Kortom: een amendement om de Minister van Sociale Zaken en Werkgelegenheid een bevoegdheid te geven om een oordeel te vellen over gemeentelijk beleid vind ik niet passend en een hardheidsclausule voor het recht op kinderopvangtoeslag bestaat sinds kort. Om bovenstaande argumenten ontraad ik dit amendement.

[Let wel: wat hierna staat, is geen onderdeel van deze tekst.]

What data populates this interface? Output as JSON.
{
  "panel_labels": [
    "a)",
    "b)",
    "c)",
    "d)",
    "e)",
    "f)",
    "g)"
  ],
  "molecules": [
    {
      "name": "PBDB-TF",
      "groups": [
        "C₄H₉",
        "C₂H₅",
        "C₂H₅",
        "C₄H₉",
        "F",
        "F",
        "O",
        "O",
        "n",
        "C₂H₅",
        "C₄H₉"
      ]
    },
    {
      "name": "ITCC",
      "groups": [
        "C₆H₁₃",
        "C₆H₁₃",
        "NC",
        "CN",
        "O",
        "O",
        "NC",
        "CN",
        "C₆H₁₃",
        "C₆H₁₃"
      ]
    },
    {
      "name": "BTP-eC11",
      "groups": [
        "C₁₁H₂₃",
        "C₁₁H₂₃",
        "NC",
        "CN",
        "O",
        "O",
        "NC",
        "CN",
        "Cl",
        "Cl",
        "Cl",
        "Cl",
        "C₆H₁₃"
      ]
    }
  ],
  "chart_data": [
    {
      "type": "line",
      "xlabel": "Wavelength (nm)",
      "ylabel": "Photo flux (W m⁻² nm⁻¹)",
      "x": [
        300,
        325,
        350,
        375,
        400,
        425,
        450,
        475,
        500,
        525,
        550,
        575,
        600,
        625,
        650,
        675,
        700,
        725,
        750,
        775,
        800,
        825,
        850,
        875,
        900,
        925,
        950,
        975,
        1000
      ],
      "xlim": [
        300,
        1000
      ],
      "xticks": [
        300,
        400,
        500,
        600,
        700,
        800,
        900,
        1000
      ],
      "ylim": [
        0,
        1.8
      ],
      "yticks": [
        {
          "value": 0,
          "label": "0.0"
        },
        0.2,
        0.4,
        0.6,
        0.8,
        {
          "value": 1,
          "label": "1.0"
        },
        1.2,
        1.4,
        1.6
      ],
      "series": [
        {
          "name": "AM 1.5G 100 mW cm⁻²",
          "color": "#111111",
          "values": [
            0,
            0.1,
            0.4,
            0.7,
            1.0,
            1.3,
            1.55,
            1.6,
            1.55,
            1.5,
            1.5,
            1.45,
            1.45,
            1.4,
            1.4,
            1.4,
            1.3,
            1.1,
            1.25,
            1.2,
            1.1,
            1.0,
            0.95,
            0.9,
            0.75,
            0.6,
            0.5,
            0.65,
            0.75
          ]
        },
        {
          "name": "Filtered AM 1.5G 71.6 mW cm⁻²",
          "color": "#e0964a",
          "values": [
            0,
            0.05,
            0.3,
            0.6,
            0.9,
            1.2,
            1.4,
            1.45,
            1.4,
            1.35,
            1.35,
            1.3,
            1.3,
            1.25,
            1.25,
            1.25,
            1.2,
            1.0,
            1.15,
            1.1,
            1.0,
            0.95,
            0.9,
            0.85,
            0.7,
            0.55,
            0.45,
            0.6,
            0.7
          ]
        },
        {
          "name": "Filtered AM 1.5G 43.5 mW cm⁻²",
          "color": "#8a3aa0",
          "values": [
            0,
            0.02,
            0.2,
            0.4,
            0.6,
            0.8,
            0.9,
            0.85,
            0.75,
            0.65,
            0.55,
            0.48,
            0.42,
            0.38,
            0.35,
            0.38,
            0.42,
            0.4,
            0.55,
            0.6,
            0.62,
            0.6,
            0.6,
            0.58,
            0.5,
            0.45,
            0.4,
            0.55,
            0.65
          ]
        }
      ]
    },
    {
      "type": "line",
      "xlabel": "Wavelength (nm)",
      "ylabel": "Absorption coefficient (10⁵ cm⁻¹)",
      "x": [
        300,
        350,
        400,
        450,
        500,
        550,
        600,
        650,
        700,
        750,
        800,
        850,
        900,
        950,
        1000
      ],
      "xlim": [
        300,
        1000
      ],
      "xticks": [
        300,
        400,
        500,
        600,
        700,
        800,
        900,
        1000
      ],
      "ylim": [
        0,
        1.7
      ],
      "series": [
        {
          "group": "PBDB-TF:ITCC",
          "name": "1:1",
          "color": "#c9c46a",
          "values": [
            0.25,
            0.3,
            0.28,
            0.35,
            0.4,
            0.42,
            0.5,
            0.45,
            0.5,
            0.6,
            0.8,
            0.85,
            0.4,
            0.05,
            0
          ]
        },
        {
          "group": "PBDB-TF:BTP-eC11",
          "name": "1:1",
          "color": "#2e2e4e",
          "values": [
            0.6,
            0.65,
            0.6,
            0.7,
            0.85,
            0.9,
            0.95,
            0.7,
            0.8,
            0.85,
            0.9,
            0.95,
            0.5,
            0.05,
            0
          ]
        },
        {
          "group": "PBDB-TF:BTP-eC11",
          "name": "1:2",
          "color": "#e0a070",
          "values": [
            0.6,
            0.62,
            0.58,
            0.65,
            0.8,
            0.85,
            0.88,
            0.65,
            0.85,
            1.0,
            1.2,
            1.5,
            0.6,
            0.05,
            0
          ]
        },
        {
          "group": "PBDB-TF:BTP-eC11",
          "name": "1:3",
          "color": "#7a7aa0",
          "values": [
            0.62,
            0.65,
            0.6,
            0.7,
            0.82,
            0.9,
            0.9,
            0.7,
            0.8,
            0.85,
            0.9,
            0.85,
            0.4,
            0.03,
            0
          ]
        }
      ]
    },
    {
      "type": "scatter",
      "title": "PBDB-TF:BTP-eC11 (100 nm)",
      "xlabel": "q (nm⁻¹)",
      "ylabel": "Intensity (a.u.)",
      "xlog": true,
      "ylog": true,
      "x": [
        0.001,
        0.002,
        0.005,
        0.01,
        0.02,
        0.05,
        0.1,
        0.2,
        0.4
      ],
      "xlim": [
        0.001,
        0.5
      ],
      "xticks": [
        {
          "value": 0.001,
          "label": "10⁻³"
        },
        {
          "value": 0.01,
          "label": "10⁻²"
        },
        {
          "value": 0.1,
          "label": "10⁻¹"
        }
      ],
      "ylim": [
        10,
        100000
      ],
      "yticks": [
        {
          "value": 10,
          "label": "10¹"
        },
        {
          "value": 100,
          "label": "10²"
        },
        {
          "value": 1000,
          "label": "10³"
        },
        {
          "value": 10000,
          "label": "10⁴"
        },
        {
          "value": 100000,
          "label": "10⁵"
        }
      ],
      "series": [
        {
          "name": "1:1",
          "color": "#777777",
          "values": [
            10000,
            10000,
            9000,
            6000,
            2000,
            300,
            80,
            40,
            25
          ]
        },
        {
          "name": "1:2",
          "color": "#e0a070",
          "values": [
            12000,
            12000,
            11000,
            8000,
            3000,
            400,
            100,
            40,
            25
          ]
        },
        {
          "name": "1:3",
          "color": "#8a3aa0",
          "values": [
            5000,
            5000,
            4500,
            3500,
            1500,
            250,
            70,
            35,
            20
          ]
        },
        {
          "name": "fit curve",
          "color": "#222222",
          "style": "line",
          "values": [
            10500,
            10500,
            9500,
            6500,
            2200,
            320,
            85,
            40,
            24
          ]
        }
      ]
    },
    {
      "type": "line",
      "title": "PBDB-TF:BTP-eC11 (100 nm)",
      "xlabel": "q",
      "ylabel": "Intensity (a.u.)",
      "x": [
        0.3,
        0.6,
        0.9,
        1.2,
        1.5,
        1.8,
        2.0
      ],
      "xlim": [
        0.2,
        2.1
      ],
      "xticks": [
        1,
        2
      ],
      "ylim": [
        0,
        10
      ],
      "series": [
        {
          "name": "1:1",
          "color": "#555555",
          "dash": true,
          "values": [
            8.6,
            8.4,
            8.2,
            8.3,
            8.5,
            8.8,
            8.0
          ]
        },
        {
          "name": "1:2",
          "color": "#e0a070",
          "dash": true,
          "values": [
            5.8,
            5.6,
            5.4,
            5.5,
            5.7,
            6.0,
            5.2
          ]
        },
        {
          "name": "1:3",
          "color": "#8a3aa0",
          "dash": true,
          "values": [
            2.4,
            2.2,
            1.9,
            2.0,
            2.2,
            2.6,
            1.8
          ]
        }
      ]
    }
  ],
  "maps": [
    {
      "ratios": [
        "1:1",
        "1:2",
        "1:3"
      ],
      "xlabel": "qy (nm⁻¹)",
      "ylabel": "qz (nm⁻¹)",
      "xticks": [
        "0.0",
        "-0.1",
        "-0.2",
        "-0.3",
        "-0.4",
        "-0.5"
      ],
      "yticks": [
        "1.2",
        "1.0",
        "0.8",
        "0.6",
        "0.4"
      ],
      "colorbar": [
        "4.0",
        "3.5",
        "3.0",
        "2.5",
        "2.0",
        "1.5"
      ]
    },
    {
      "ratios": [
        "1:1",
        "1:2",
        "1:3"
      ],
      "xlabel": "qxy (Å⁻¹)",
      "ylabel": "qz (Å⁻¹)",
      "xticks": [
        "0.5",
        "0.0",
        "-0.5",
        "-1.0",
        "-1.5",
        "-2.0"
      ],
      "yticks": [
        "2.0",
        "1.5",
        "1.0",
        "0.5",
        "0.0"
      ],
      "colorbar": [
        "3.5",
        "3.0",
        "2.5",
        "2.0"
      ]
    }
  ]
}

De Staatssecretaris van Sociale Zaken en Werkgelegenheid, B. van 't Wout


X Noot
1

Kamerstukken 35 598.

X Noot
2

Kamerstukken 35 598, nr. 11.

X Noot
3

Zie ook de Vierde periodieke beschouwing over interbestuurlijke verhoudingen na de decentralisaties in het sociale en fysieke domein van de Afdeling advisering van de Raad van State (W04.15.0367/I, bijlage bij Kamerstuk 34 550 VII, nr. 12) (m.n. paragrafen 4.3.4 en 4.3.5).

X Noot
4

Artikel 47, eerste lid, Awir.

X Noot
5

Dat kan tot vijf jaren na de dag van het berekeningsjaar van de tegemoetkoming waarop de betreffende beschikking betrekking heeft.